I didn’t start smoking because I was reckless or romantic or particularly broken. I started because, sometime around 2019, it folded itself neatly into my day. It arrived without drama. One pack became a habit the way a side towel becomes part of a uniform—you don’t remember the first time you reached for it, only that eventually you can’t work without it.

In kitchens, smoking isn’t rebellion. It’s logistics.

There’s a window between lunch service and prep where the noise drops out. The tickets stop printing. Someone leans against the back door. You step outside, still warm from the line, smelling like oil and salt and onions that have gone just a shade too far. You light a cigarette not because you’re desperate for nicotine but because this is what a break looks like here. This is the punctuation mark between chaos and the next round.

I didn’t think of it as addiction. Addicts, in my mind, needed cigarettes the way a drowning man needs air. I only smoked when I was stressed. Or when things slowed down. Or when my hands didn’t know what to do with themselves. Which is to say: often, but not enough to alarm myself.

Years passed like that. Quietly. Efficiently. The way kitchens grind time into muscle memory. I didn’t count packs. I counted services. Seasons. New menus. Old coworkers disappearing without goodbye. Somewhere along the way, the cigarette stopped being a choice and started being a conclusion. Service ends, cigarette. Bad shift, cigarette. Good shift, especially a good shift, cigarette. Satisfaction, not relief—that’s the lie that kept me loyal.
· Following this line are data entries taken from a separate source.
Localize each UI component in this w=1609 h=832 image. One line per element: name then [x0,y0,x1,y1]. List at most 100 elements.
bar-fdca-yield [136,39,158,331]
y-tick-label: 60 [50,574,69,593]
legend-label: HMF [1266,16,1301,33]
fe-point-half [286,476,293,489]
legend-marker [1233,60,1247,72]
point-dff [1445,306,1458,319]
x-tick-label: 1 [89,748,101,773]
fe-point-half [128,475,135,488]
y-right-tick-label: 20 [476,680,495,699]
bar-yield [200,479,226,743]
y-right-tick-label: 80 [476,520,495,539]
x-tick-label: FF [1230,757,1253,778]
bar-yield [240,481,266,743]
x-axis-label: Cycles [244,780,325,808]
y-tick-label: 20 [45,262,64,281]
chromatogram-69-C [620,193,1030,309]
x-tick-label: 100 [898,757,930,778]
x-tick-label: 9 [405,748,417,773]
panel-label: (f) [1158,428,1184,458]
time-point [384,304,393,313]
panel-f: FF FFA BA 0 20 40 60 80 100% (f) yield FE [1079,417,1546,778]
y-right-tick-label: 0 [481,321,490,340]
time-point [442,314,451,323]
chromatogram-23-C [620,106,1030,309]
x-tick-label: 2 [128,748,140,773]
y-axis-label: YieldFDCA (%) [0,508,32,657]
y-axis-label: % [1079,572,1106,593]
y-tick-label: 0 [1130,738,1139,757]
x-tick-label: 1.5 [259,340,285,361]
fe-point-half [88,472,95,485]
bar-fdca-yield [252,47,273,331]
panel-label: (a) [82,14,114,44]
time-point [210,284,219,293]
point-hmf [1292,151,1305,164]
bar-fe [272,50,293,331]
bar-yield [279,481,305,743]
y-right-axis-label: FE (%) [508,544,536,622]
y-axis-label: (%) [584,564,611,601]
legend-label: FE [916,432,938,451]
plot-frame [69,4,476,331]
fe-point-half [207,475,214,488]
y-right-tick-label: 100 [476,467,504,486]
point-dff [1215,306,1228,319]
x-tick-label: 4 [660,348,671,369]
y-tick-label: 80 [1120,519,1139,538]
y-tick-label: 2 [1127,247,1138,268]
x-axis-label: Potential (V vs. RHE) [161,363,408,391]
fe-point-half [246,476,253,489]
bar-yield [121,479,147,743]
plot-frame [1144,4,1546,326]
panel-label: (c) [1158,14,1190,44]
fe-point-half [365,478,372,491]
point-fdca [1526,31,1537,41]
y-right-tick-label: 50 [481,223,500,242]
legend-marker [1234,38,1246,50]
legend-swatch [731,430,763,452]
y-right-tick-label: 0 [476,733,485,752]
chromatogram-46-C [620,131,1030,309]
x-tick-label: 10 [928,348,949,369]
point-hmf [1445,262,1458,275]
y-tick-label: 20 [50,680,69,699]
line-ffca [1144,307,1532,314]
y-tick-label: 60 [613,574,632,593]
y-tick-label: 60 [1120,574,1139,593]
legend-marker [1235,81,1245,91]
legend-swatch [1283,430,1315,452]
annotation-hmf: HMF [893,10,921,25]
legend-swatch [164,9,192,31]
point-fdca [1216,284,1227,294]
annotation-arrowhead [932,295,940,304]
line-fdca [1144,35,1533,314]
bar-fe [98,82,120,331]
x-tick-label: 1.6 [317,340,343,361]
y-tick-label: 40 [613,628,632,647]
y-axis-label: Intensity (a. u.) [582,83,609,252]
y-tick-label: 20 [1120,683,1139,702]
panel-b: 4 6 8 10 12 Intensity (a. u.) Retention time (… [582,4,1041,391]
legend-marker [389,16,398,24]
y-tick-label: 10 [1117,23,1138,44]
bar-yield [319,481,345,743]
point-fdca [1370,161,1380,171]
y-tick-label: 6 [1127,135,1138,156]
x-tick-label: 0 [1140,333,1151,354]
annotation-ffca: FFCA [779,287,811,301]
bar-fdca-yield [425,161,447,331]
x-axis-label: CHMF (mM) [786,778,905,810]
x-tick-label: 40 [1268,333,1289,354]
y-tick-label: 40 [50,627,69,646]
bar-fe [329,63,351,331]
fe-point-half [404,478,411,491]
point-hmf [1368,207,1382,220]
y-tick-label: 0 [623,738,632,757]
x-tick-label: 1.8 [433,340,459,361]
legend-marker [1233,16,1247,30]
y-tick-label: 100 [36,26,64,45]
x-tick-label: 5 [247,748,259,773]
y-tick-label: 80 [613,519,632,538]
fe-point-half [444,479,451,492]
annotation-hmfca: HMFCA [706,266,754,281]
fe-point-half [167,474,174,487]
I’ve never seriously tried to quit. I’ve flirted with the idea. Thought about alternatives the way people think about moving to a different city when they’re unhappy—comforted by the fantasy, unchanged by the thought. I told myself I wasn’t ready. Or that now wasn’t the right time. Or that there were worse things to be addicted to. All true. All irrelevant.

What’s unsettling isn’t the damage—at least not yet. It’s the way smoking slipped into the background of my life and stayed there, dependable as stainless steel. I don’t smoke to feel alive. I smoke to mark time. To give my stress a shape. To claim a small, controlled pause in a job that doesn’t care how tired you are.

This isn’t a confession. Confessions imply regret sharp enough to cut something loose. This is more like recognition. Acknowledging that something I thought was temporary has outlived my excuses. That a habit born in the margins of my day now knows me better than I’d like.

I still step outside. I still light up. I still tell myself I’m fine.

But I’m no longer pretending I don’t know what this is.